Jan 31, 2017: Maurice van Keulen: Managing uncertainty in data: The key to effective management of data quality problems

January 31, 2017Managing uncertainty in data: The key to effective management of data quality problems
Room: HB 2FMaurice van Keulen

Business analytics and data science are significantly impaired by a wide variety of 'data handling' issues, especially when data from different sources are combined and when unstructured data is involved. The root cause of many such problems centers around data semantics and data quality. We have developed a generic method which is based on modeling such problems as uncertainty *in* the data, i.e., as probabilistic data. Probabilistic databases can store and query this data scaling not only with a growing volume of data, but also with a growing volume of uncertainty. In this way, it allows one to, e.g., postpone the resolution of certain data problems by storing the unresolved data as is, and assess later what their influence is on analytical results, etc. We furthermore develop technology for data cleansing, web harvesting, and natural language processing which uses this method to deal with ambiguity of natural language and many other problems encountered when using unstructured data.
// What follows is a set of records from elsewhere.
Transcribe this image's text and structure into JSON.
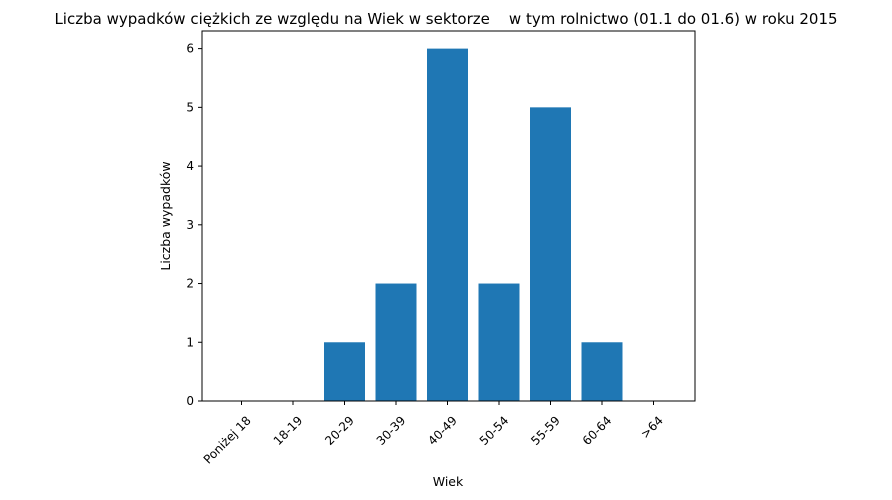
{
  "chart_data": {
    "type": "bar",
    "title": "Liczba wypadków ciężkich ze względu na Wiek w sektorze    w tym rolnictwo (01.1 do 01.6) w roku 2015",
    "xlabel": "Wiek",
    "ylabel": "Liczba wypadków",
    "categories": [
      "Poniżej 18",
      "18-19",
      "20-29",
      "30-39",
      "40-49",
      "50-54",
      "55-59",
      "60-64",
      ">64"
    ],
    "values": [
      0,
      0,
      1,
      2,
      6,
      2,
      5,
      1,
      0
    ],
    "ylim": [
      0,
      6.3
    ],
    "yticks": [
      0,
      1,
      2,
      3,
      4,
      5,
      6
    ],
    "bar_color": "#1f77b4",
    "grid": false,
    "legend": "none"
  }
}
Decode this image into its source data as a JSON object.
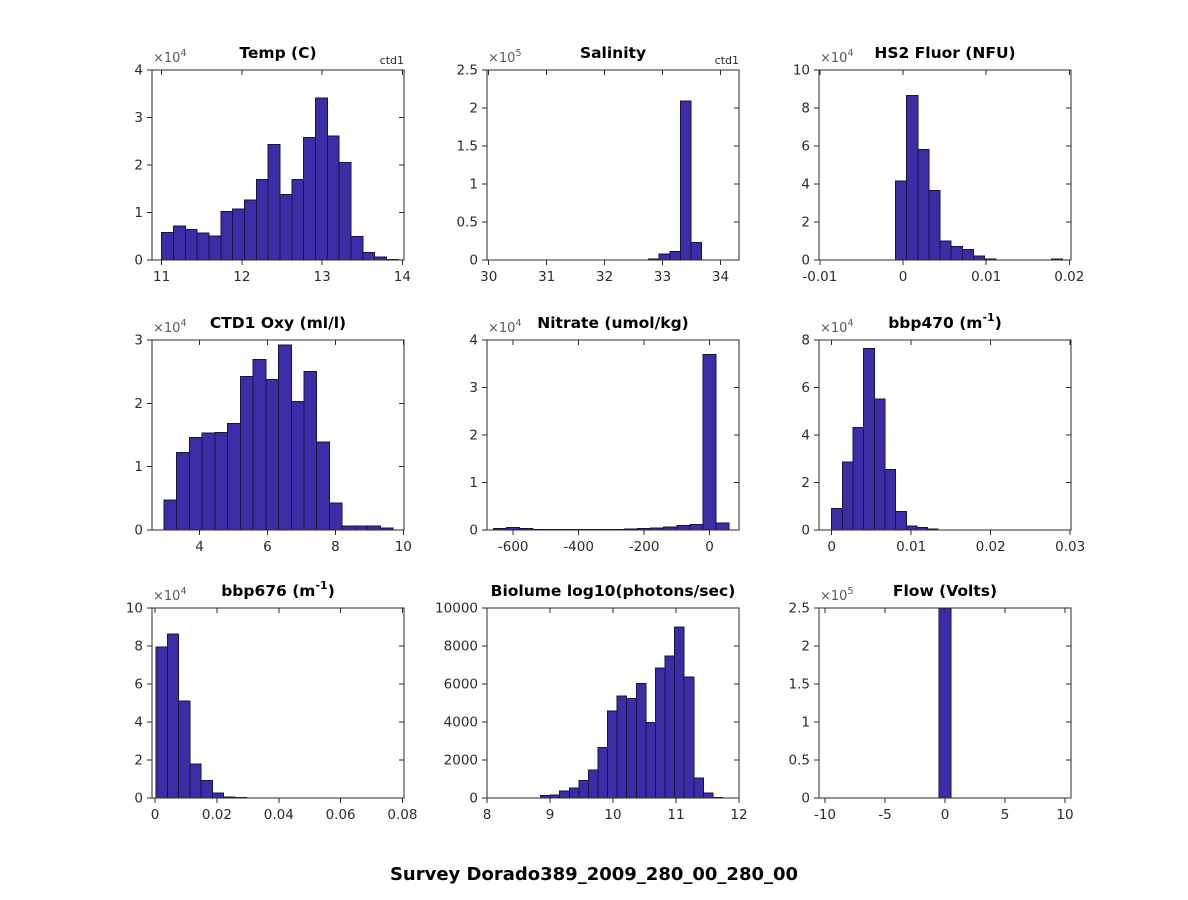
{
  "figure": {
    "title": "Survey Dorado389_2009_280_00_280_00"
  },
  "colors": {
    "bar_fill": "#3b2da6",
    "bar_edge": "#1a1440",
    "axis": "#2b2b2b",
    "tick_label": "#2b2b2b",
    "exponent": "#5a5a5a",
    "corner_label": "#2b2b2b",
    "title": "#000000",
    "background": "#ffffff"
  },
  "chart_data": [
    {
      "type": "bar",
      "name": "temp-c",
      "title": {
        "pre": "Temp (C)",
        "sup": "",
        "post": ""
      },
      "corner_label": "ctd1",
      "y_exponent": {
        "base": "×10",
        "power": "4"
      },
      "xlim": [
        10.88,
        14.02
      ],
      "ylim": [
        0,
        4
      ],
      "xticks": {
        "values": [
          11,
          12,
          13,
          14
        ],
        "labels": [
          "11",
          "12",
          "13",
          "14"
        ]
      },
      "yticks": {
        "values": [
          0,
          1,
          2,
          3,
          4
        ],
        "labels": [
          "0",
          "1",
          "2",
          "3",
          "4"
        ]
      },
      "bin_width": 0.1475,
      "bars": [
        [
          11.0,
          0.58
        ],
        [
          11.1475,
          0.72
        ],
        [
          11.295,
          0.64
        ],
        [
          11.4425,
          0.57
        ],
        [
          11.59,
          0.51
        ],
        [
          11.7375,
          1.02
        ],
        [
          11.885,
          1.07
        ],
        [
          12.0325,
          1.26
        ],
        [
          12.18,
          1.7
        ],
        [
          12.3275,
          2.43
        ],
        [
          12.475,
          1.38
        ],
        [
          12.6225,
          1.7
        ],
        [
          12.77,
          2.58
        ],
        [
          12.9175,
          3.41
        ],
        [
          13.065,
          2.61
        ],
        [
          13.2125,
          2.05
        ],
        [
          13.36,
          0.5
        ],
        [
          13.5075,
          0.16
        ],
        [
          13.655,
          0.06
        ],
        [
          13.8025,
          0.015
        ]
      ]
    },
    {
      "type": "bar",
      "name": "salinity",
      "title": {
        "pre": "Salinity",
        "sup": "",
        "post": ""
      },
      "corner_label": "ctd1",
      "y_exponent": {
        "base": "×10",
        "power": "5"
      },
      "xlim": [
        29.97,
        34.32
      ],
      "ylim": [
        0,
        2.5
      ],
      "xticks": {
        "values": [
          30,
          31,
          32,
          33,
          34
        ],
        "labels": [
          "30",
          "31",
          "32",
          "33",
          "34"
        ]
      },
      "yticks": {
        "values": [
          0,
          0.5,
          1,
          1.5,
          2,
          2.5
        ],
        "labels": [
          "0",
          "0.5",
          "1",
          "1.5",
          "2",
          "2.5"
        ]
      },
      "bin_width": 0.183,
      "bars": [
        [
          32.76,
          0.015
        ],
        [
          32.943,
          0.08
        ],
        [
          33.126,
          0.11
        ],
        [
          33.309,
          2.09
        ],
        [
          33.492,
          0.23
        ]
      ]
    },
    {
      "type": "bar",
      "name": "hs2-fluor-nfu",
      "title": {
        "pre": "HS2 Fluor (NFU)",
        "sup": "",
        "post": ""
      },
      "corner_label": "",
      "y_exponent": {
        "base": "×10",
        "power": "4"
      },
      "xlim": [
        -0.0101,
        0.0202
      ],
      "ylim": [
        0,
        10
      ],
      "xticks": {
        "values": [
          -0.01,
          0,
          0.01,
          0.02
        ],
        "labels": [
          "-0.01",
          "0",
          "0.01",
          "0.02"
        ]
      },
      "yticks": {
        "values": [
          0,
          2,
          4,
          6,
          8,
          10
        ],
        "labels": [
          "0",
          "2",
          "4",
          "6",
          "8",
          "10"
        ]
      },
      "bin_width": 0.00134,
      "bars": [
        [
          -0.0009,
          4.16
        ],
        [
          0.00044,
          8.65
        ],
        [
          0.00178,
          5.82
        ],
        [
          0.00312,
          3.67
        ],
        [
          0.00446,
          1.0
        ],
        [
          0.0058,
          0.7
        ],
        [
          0.00714,
          0.56
        ],
        [
          0.00848,
          0.21
        ],
        [
          0.00982,
          0.06
        ],
        [
          0.01786,
          0.05
        ]
      ]
    },
    {
      "type": "bar",
      "name": "ctd1-oxy-ml-l",
      "title": {
        "pre": "CTD1 Oxy (ml/l)",
        "sup": "",
        "post": ""
      },
      "corner_label": "",
      "y_exponent": {
        "base": "×10",
        "power": "4"
      },
      "xlim": [
        2.6,
        10.02
      ],
      "ylim": [
        0,
        3
      ],
      "xticks": {
        "values": [
          4,
          6,
          8,
          10
        ],
        "labels": [
          "4",
          "6",
          "8",
          "10"
        ]
      },
      "yticks": {
        "values": [
          0,
          1,
          2,
          3
        ],
        "labels": [
          "0",
          "1",
          "2",
          "3"
        ]
      },
      "bin_width": 0.375,
      "bars": [
        [
          2.95,
          0.47
        ],
        [
          3.325,
          1.22
        ],
        [
          3.7,
          1.46
        ],
        [
          4.075,
          1.53
        ],
        [
          4.45,
          1.54
        ],
        [
          4.825,
          1.68
        ],
        [
          5.2,
          2.42
        ],
        [
          5.575,
          2.69
        ],
        [
          5.95,
          2.38
        ],
        [
          6.325,
          2.92
        ],
        [
          6.7,
          2.03
        ],
        [
          7.075,
          2.5
        ],
        [
          7.45,
          1.39
        ],
        [
          7.825,
          0.43
        ],
        [
          8.2,
          0.06
        ],
        [
          8.575,
          0.06
        ],
        [
          8.95,
          0.06
        ],
        [
          9.325,
          0.03
        ]
      ]
    },
    {
      "type": "bar",
      "name": "nitrate-umol-kg",
      "title": {
        "pre": "Nitrate (umol/kg)",
        "sup": "",
        "post": ""
      },
      "corner_label": "",
      "y_exponent": {
        "base": "×10",
        "power": "4"
      },
      "xlim": [
        -680,
        90
      ],
      "ylim": [
        0,
        4
      ],
      "xticks": {
        "values": [
          -600,
          -400,
          -200,
          0
        ],
        "labels": [
          "-600",
          "-400",
          "-200",
          "0"
        ]
      },
      "yticks": {
        "values": [
          0,
          1,
          2,
          3,
          4
        ],
        "labels": [
          "0",
          "1",
          "2",
          "3",
          "4"
        ]
      },
      "bin_width": 40,
      "bars": [
        [
          -660,
          0.035
        ],
        [
          -620,
          0.055
        ],
        [
          -580,
          0.035
        ],
        [
          -540,
          0.012
        ],
        [
          -500,
          0.012
        ],
        [
          -460,
          0.012
        ],
        [
          -420,
          0.012
        ],
        [
          -380,
          0.012
        ],
        [
          -340,
          0.012
        ],
        [
          -300,
          0.015
        ],
        [
          -260,
          0.02
        ],
        [
          -220,
          0.03
        ],
        [
          -180,
          0.045
        ],
        [
          -140,
          0.06
        ],
        [
          -100,
          0.09
        ],
        [
          -60,
          0.12
        ],
        [
          -20,
          3.7
        ],
        [
          20,
          0.15
        ]
      ]
    },
    {
      "type": "bar",
      "name": "bbp470-m-1",
      "title": {
        "pre": "bbp470 (m",
        "sup": "-1",
        "post": ")"
      },
      "corner_label": "",
      "y_exponent": {
        "base": "×10",
        "power": "4"
      },
      "xlim": [
        -0.0016,
        0.0301
      ],
      "ylim": [
        0,
        8
      ],
      "xticks": {
        "values": [
          0,
          0.01,
          0.02,
          0.03
        ],
        "labels": [
          "0",
          "0.01",
          "0.02",
          "0.03"
        ]
      },
      "yticks": {
        "values": [
          0,
          2,
          4,
          6,
          8
        ],
        "labels": [
          "0",
          "2",
          "4",
          "6",
          "8"
        ]
      },
      "bin_width": 0.00134,
      "bars": [
        [
          0.0,
          0.91
        ],
        [
          0.00134,
          2.87
        ],
        [
          0.00268,
          4.31
        ],
        [
          0.00402,
          7.65
        ],
        [
          0.00536,
          5.52
        ],
        [
          0.0067,
          2.55
        ],
        [
          0.00804,
          0.77
        ],
        [
          0.00938,
          0.17
        ],
        [
          0.01072,
          0.11
        ],
        [
          0.01206,
          0.035
        ]
      ]
    },
    {
      "type": "bar",
      "name": "bbp676-m-1",
      "title": {
        "pre": "bbp676 (m",
        "sup": "-1",
        "post": ")"
      },
      "corner_label": "",
      "y_exponent": {
        "base": "×10",
        "power": "4"
      },
      "xlim": [
        -0.001,
        0.0805
      ],
      "ylim": [
        0,
        10
      ],
      "xticks": {
        "values": [
          0,
          0.02,
          0.04,
          0.06,
          0.08
        ],
        "labels": [
          "0",
          "0.02",
          "0.04",
          "0.06",
          "0.08"
        ]
      },
      "yticks": {
        "values": [
          0,
          2,
          4,
          6,
          8,
          10
        ],
        "labels": [
          "0",
          "2",
          "4",
          "6",
          "8",
          "10"
        ]
      },
      "bin_width": 0.00365,
      "bars": [
        [
          0.0003,
          7.95
        ],
        [
          0.00395,
          8.62
        ],
        [
          0.0076,
          5.1
        ],
        [
          0.01125,
          1.78
        ],
        [
          0.0149,
          0.91
        ],
        [
          0.01855,
          0.26
        ],
        [
          0.0222,
          0.05
        ],
        [
          0.02585,
          0.03
        ]
      ]
    },
    {
      "type": "bar",
      "name": "biolume-log10-photons-sec",
      "title": {
        "pre": "Biolume log10(photons/sec)",
        "sup": "",
        "post": ""
      },
      "corner_label": "",
      "y_exponent": null,
      "xlim": [
        8,
        12
      ],
      "ylim": [
        0,
        10000
      ],
      "xticks": {
        "values": [
          8,
          9,
          10,
          11,
          12
        ],
        "labels": [
          "8",
          "9",
          "10",
          "11",
          "12"
        ]
      },
      "yticks": {
        "values": [
          0,
          2000,
          4000,
          6000,
          8000,
          10000
        ],
        "labels": [
          "0",
          "2000",
          "4000",
          "6000",
          "8000",
          "10000"
        ]
      },
      "bin_width": 0.152,
      "bars": [
        [
          8.85,
          140
        ],
        [
          9.002,
          170
        ],
        [
          9.154,
          380
        ],
        [
          9.306,
          520
        ],
        [
          9.458,
          920
        ],
        [
          9.61,
          1480
        ],
        [
          9.762,
          2650
        ],
        [
          9.914,
          4580
        ],
        [
          10.066,
          5380
        ],
        [
          10.218,
          5240
        ],
        [
          10.37,
          6030
        ],
        [
          10.522,
          3980
        ],
        [
          10.674,
          6850
        ],
        [
          10.826,
          7480
        ],
        [
          10.978,
          9000
        ],
        [
          11.13,
          6380
        ],
        [
          11.282,
          1050
        ],
        [
          11.434,
          260
        ],
        [
          11.586,
          30
        ]
      ]
    },
    {
      "type": "bar",
      "name": "flow-volts",
      "title": {
        "pre": "Flow (Volts)",
        "sup": "",
        "post": ""
      },
      "corner_label": "",
      "y_exponent": {
        "base": "×10",
        "power": "5"
      },
      "xlim": [
        -10.5,
        10.5
      ],
      "ylim": [
        0,
        2.5
      ],
      "xticks": {
        "values": [
          -10,
          -5,
          0,
          5,
          10
        ],
        "labels": [
          "-10",
          "-5",
          "0",
          "5",
          "10"
        ]
      },
      "yticks": {
        "values": [
          0,
          0.5,
          1,
          1.5,
          2,
          2.5
        ],
        "labels": [
          "0",
          "0.5",
          "1",
          "1.5",
          "2",
          "2.5"
        ]
      },
      "bin_width": 1,
      "bars": [
        [
          -0.5,
          2.5
        ]
      ]
    }
  ]
}
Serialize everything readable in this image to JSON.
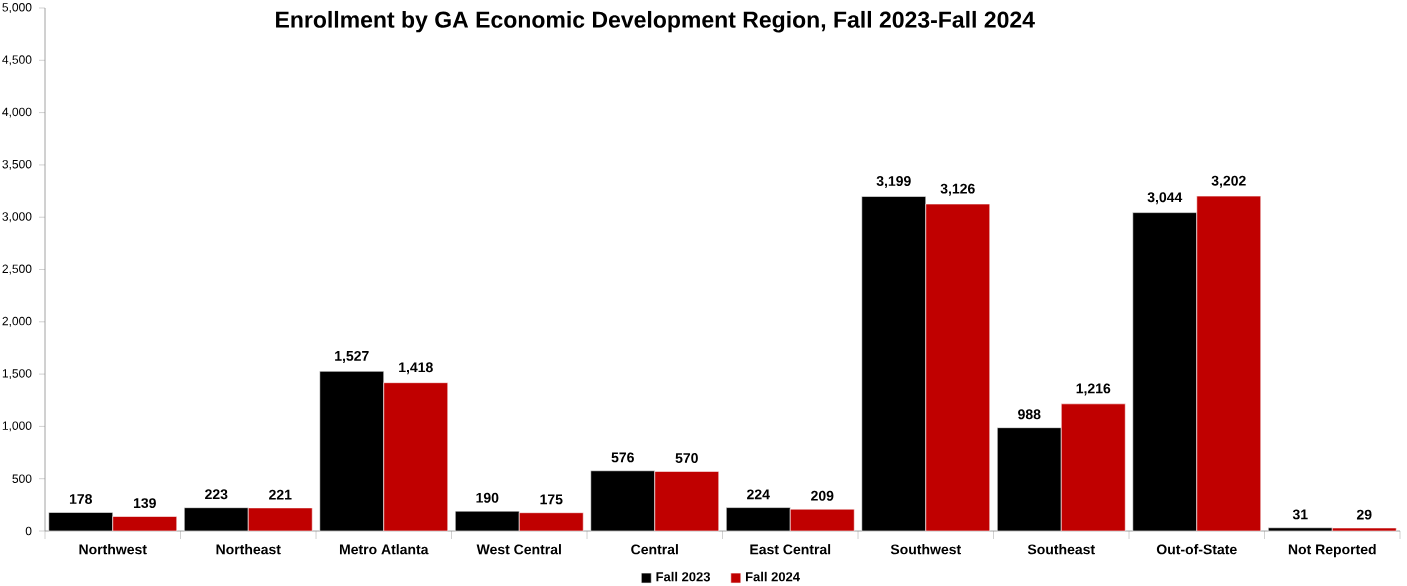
{
  "chart_data": {
    "type": "bar",
    "title": "Enrollment by GA Economic Development Region, Fall 2023-Fall 2024",
    "categories": [
      "Northwest",
      "Northeast",
      "Metro Atlanta",
      "West Central",
      "Central",
      "East Central",
      "Southwest",
      "Southeast",
      "Out-of-State",
      "Not Reported"
    ],
    "series": [
      {
        "name": "Fall 2023",
        "color": "#000000",
        "values": [
          178,
          223,
          1527,
          190,
          576,
          224,
          3199,
          988,
          3044,
          31
        ],
        "value_labels": [
          "178",
          "223",
          "1,527",
          "190",
          "576",
          "224",
          "3,199",
          "988",
          "3,044",
          "31"
        ]
      },
      {
        "name": "Fall 2024",
        "color": "#c00000",
        "values": [
          139,
          221,
          1418,
          175,
          570,
          209,
          3126,
          1216,
          3202,
          29
        ],
        "value_labels": [
          "139",
          "221",
          "1,418",
          "175",
          "570",
          "209",
          "3,126",
          "1,216",
          "3,202",
          "29"
        ]
      }
    ],
    "ylim": [
      0,
      5000
    ],
    "yticks": [
      0,
      500,
      {
        "value": 1000,
        "label": "1,000"
      },
      {
        "value": 1500,
        "label": "1,500"
      },
      {
        "value": 2000,
        "label": "2,000"
      },
      {
        "value": 2500,
        "label": "2,500"
      },
      {
        "value": 3000,
        "label": "3,000"
      },
      {
        "value": 3500,
        "label": "3,500"
      },
      {
        "value": 4000,
        "label": "4,000"
      },
      {
        "value": 4500,
        "label": "4,500"
      },
      {
        "value": 5000,
        "label": "5,000"
      }
    ],
    "grid": false,
    "legend": "bottom"
  }
}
In this talk, besides explaining probabilistic database technology, also significant attention is paid to its application in NLP because probabilistic data inspired a fundamentally different formalization of aspects of meaning in natural language sentences, that enables other approaches to dealing with its ambiguity. We call it "Sherlock holmes-style" because of the principle of "when you have eliminated the impossible, whatever remains, however improbable, must be the truth".